Dois juízes do STF rejeitaram o “marco temporário”, mas seus votos incluíram a necessidade de compensar os proprietários pelas terras que adquiriram de “boa fé”, com propriedade legalmente reconhecida, embora constitucionalmente sejam considerados invasores e só tenham direito a indenização pelas melhorias que acrescentaram à propriedade.

Além disso, outros dois também propuseram que o Congresso aprovasse uma lei que abrisse a possibilidade de atividades econômicas atualmente restritas em territórios indígenas, como mineração e agricultura, sem limitações.

E mais um votou pela transferência dos grupos indígenas para uma “área equivalente”, fora da sua comunidade tradicional, desde que aceitem, quando é muito difícil retirar os “invasores”.

São concessões perigosas aos direitos indígenas, segundo Terena, que podem gerar outros conflitos e afetar as demarcações, principalmente a indenização prévia da própria terra, como apregoa um juiz.

Um consenso sobre a indenização aos proprietários de terras é a questão pendente que os 11 juízes do Supremo tentarão definir antes de encerrar o julgamento no dia 27.

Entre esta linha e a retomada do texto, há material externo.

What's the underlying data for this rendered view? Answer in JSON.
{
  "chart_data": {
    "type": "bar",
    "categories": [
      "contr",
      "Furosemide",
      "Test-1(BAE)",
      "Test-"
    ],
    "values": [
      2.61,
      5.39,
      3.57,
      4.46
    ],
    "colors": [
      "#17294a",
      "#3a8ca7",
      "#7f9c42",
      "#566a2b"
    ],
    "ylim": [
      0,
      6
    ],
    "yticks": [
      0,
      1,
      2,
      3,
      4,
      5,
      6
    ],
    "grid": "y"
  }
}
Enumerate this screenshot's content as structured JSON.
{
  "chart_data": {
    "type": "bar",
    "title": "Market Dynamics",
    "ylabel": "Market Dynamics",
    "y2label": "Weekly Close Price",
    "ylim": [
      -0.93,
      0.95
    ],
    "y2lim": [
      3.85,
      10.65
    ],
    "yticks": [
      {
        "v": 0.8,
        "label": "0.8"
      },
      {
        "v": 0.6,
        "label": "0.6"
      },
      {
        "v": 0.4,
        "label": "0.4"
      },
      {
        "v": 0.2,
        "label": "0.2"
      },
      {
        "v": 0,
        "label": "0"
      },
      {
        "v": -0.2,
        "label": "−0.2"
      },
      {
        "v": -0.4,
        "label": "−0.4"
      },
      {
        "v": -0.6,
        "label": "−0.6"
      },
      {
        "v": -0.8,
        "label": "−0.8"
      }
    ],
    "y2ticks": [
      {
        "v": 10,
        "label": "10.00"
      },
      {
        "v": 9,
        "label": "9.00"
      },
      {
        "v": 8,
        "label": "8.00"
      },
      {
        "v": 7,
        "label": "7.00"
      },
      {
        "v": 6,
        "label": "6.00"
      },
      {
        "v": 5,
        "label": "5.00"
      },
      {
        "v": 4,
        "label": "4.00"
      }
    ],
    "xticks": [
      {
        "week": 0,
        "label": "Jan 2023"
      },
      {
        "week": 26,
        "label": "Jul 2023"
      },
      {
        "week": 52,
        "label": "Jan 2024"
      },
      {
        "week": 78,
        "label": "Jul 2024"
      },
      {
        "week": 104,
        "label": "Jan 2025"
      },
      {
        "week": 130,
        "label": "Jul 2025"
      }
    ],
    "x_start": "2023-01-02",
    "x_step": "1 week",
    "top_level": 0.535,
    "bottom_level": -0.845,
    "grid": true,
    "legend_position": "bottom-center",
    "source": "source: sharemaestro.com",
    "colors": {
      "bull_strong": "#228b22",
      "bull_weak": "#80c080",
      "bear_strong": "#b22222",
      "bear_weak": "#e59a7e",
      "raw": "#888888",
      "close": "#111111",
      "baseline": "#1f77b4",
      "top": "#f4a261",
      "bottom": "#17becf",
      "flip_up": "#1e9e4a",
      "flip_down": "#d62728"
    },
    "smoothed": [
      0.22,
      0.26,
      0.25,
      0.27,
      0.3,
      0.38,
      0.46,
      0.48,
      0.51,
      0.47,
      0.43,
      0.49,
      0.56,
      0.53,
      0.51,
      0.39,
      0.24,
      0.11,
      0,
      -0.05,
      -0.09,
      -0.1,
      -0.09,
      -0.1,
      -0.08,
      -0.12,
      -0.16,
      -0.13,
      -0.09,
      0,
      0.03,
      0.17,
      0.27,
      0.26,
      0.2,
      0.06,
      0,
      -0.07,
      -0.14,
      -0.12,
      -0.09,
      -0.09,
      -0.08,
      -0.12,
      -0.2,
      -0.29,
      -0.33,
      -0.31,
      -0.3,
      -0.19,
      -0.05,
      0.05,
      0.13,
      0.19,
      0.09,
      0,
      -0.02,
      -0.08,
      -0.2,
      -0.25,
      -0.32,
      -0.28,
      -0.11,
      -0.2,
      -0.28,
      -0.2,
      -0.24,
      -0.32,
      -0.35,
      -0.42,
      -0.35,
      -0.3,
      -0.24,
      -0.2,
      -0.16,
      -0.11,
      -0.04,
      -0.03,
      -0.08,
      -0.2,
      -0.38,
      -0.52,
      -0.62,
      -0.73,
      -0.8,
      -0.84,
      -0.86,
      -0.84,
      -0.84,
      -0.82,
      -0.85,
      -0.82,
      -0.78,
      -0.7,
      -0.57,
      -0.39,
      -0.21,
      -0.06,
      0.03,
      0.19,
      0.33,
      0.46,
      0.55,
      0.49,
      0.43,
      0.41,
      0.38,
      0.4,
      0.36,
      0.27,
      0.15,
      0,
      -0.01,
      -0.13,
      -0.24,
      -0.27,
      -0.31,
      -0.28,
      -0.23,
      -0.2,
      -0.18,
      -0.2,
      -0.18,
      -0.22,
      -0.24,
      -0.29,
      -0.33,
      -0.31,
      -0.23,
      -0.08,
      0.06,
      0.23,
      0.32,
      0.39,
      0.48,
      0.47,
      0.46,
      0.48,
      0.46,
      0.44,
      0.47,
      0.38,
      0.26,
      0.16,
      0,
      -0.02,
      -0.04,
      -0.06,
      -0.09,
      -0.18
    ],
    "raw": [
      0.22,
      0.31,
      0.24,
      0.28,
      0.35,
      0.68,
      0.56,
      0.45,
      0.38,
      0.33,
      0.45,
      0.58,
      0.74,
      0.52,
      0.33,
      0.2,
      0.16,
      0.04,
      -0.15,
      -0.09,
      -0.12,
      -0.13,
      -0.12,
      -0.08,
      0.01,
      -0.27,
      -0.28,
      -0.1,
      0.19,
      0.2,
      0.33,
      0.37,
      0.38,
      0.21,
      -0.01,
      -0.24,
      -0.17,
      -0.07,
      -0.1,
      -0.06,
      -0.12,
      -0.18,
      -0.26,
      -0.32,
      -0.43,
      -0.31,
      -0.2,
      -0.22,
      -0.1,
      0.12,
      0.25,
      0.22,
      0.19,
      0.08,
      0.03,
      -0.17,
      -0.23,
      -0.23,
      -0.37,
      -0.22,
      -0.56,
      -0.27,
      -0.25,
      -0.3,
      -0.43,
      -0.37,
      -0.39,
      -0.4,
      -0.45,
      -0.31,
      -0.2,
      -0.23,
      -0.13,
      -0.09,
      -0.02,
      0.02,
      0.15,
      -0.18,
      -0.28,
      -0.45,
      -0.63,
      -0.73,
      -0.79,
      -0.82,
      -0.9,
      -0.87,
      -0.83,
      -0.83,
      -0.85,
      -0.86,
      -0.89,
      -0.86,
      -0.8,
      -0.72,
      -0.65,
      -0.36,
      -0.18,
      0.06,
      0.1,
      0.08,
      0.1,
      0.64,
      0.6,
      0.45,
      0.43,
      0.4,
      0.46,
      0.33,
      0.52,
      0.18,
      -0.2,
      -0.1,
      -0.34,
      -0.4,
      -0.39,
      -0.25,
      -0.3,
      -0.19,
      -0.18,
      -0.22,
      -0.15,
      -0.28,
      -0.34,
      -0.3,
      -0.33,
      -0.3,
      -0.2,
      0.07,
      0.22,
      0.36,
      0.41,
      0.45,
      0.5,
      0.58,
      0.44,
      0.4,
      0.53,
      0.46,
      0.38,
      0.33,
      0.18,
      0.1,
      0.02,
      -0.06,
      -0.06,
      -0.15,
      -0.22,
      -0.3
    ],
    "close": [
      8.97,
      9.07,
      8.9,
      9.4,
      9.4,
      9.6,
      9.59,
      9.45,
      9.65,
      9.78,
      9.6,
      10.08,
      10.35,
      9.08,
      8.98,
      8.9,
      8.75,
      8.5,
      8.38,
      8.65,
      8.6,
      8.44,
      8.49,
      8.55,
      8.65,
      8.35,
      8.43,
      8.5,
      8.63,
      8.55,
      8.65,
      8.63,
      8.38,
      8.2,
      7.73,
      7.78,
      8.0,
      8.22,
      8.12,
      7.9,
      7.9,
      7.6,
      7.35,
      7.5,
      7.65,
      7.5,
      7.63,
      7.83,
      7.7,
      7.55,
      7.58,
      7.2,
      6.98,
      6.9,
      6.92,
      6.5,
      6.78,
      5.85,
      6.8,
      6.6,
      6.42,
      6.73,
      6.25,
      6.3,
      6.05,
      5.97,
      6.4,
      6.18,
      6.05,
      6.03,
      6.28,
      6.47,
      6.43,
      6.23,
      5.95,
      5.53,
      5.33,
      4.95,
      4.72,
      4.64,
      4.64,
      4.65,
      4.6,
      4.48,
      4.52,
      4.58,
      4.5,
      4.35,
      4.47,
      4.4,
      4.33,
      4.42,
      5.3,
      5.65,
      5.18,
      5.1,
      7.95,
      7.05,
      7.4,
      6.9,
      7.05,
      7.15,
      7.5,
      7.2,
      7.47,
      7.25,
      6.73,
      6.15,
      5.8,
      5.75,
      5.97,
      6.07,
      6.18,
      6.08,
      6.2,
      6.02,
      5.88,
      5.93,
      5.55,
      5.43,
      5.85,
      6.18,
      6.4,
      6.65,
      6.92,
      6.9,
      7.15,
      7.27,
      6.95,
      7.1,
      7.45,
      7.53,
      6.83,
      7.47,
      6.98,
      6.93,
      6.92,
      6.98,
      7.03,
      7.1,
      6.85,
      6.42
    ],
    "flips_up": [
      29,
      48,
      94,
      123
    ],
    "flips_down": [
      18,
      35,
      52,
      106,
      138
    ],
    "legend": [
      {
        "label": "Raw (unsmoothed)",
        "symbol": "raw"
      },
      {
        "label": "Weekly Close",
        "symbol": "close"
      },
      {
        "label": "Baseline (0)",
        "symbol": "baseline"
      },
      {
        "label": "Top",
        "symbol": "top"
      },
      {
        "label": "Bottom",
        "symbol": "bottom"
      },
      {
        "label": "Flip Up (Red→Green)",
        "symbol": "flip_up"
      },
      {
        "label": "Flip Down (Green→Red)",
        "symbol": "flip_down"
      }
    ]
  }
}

Outra ameaça é o projeto de lei 2.903, que tramita no Senado após a aprovação acelerada na Câmara dos Deputados, que busca impor a restrição do “marco temporal” pela via legislativa, agora em confronto com o STF, ou seja, com o Judiciário.

Legislar sobre o tema é prerrogativa do Poder Legislativo, segundo o relator do projeto, senador Marcos Rogério, do oposicionista Partido Liberal, ao qual Bolsonaro também pertence e é, portanto, dominado pela extrema-direita.

Os legisladores reconhecem que, ao condenar o quadro como inconstitucional, o STF estabeleceu um padrão nacional. Mas isso não sujeita o Congresso, cujas decisões substituiriam a decisão judicial, graças ao seu papel na criação de leis que modificam a legalidade.

Parece apenas um desejo de criar um fato político e manter o tema em questão. Isso porque uma lei ordinária, como a que está em processo legislativo, não se sobrepõe aos ditames da Constituição e será obviamente declarada inconstitucional.

Aos legisladores restaria a alternativa de aprovar uma emenda constitucional, feito improvável, uma vez que exige uma maioria de 60% dos votos de deputados e senadores.

Além disso, sem a certeza de poder entrar em vigor, porque se trata de anulação de direitos fundamentais, que são “cláusula pétrea” da Constituição, ou seja, protegidos de qualquer tentativa de modificação.

Artigo originalmente publicado na Inter Press Service.